When your database grows, as mine has, to the size where you need five digits to count the number of people, there are likely to be at least a few unrecorded relationships like this. In this case, it was a parent-child relationship. But on my desk, I already have four pages of notes outlining more complex relationships between other people already entered in my database.
Here’s a screenshot of the “People” view in my Gramps database. I have it configured to show name, birth date, birth place, death date, spouse, and last changed. I often use the last changed date. By clicking on the column title, Gramps will order the records in that sequence. I then scroll down to the end, where I can see where I ended up in my previous session.

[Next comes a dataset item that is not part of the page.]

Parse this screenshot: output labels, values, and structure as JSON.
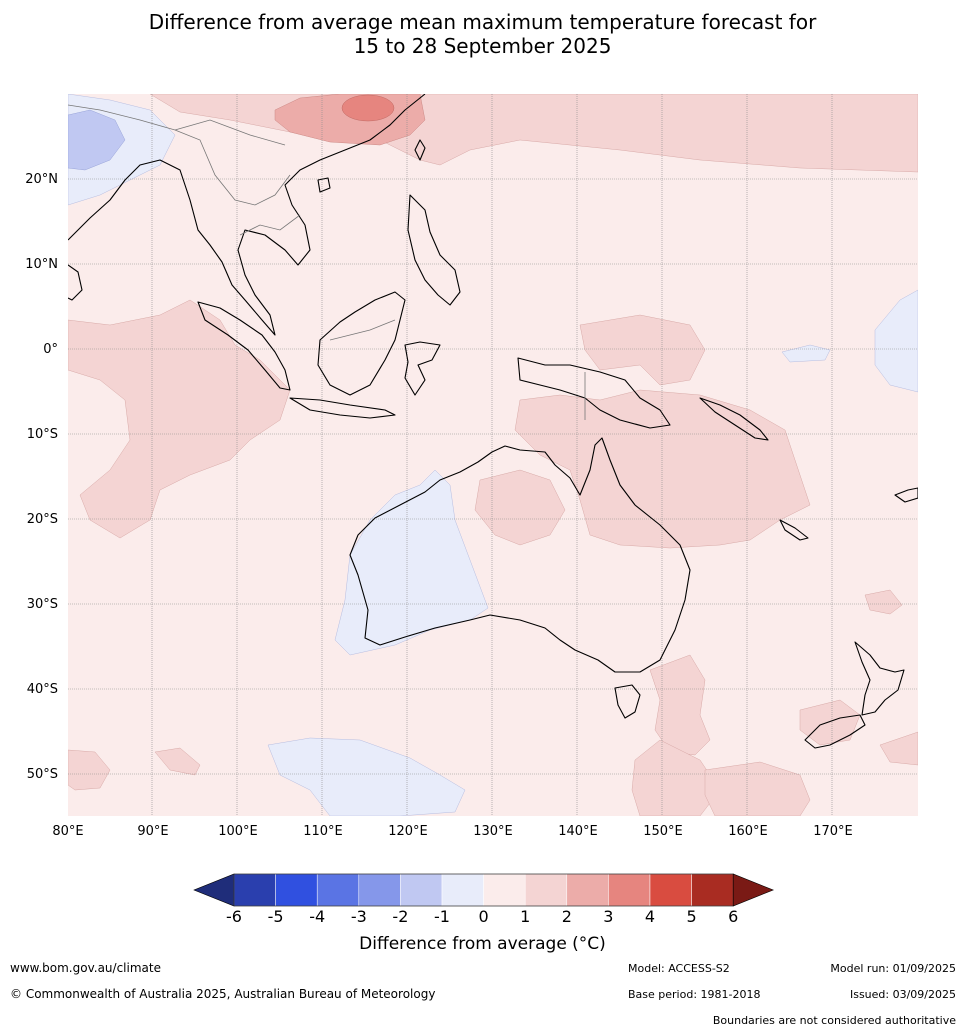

But consider the birth date column. Note a couple of things. First, a birth date in italics is actually a baptism date in those cases where a birth date is not known. Likewise, a death date in italics represents a burial date where date of death is unknown. For births and deaths in the Netherlands prior to 1772, this is very often the case.
A “calculated” date is computed by taking the date of some event and subtracting the age of the person at that event. In Dutch records, the quality of a calculated date can vary considerably. For marriage records, the bride and groom had to submit extracts from their birth records, and so their age at marriage can generally be counted on as accurate. Age at death, on the other hand, can often be off by a few years.
(By the way, when entering a calculated date into Gramps, all you need to type is “calc”. Gramps will fill in the rest.)
Sometimes, I’ll randomly go through my “people” view looking for possible avenues of investigation. The people with a calculated date of birth are often worthy of further study. I’ll look for these individuals in groups of people with the same surname living in the same general area. In my data, I have a lot of people who lived in Nijkerk, and it often takes little effort to link together people already recorded.
In the case of Ruth Kraaij, his daughter Hendrikje married my second cousin three times removed Evert Woudenberg. Ruth’s brother Rik Lubbertsen had a daughter, Aleida. She was the first wife of my great grandfather Manus van de Bunt.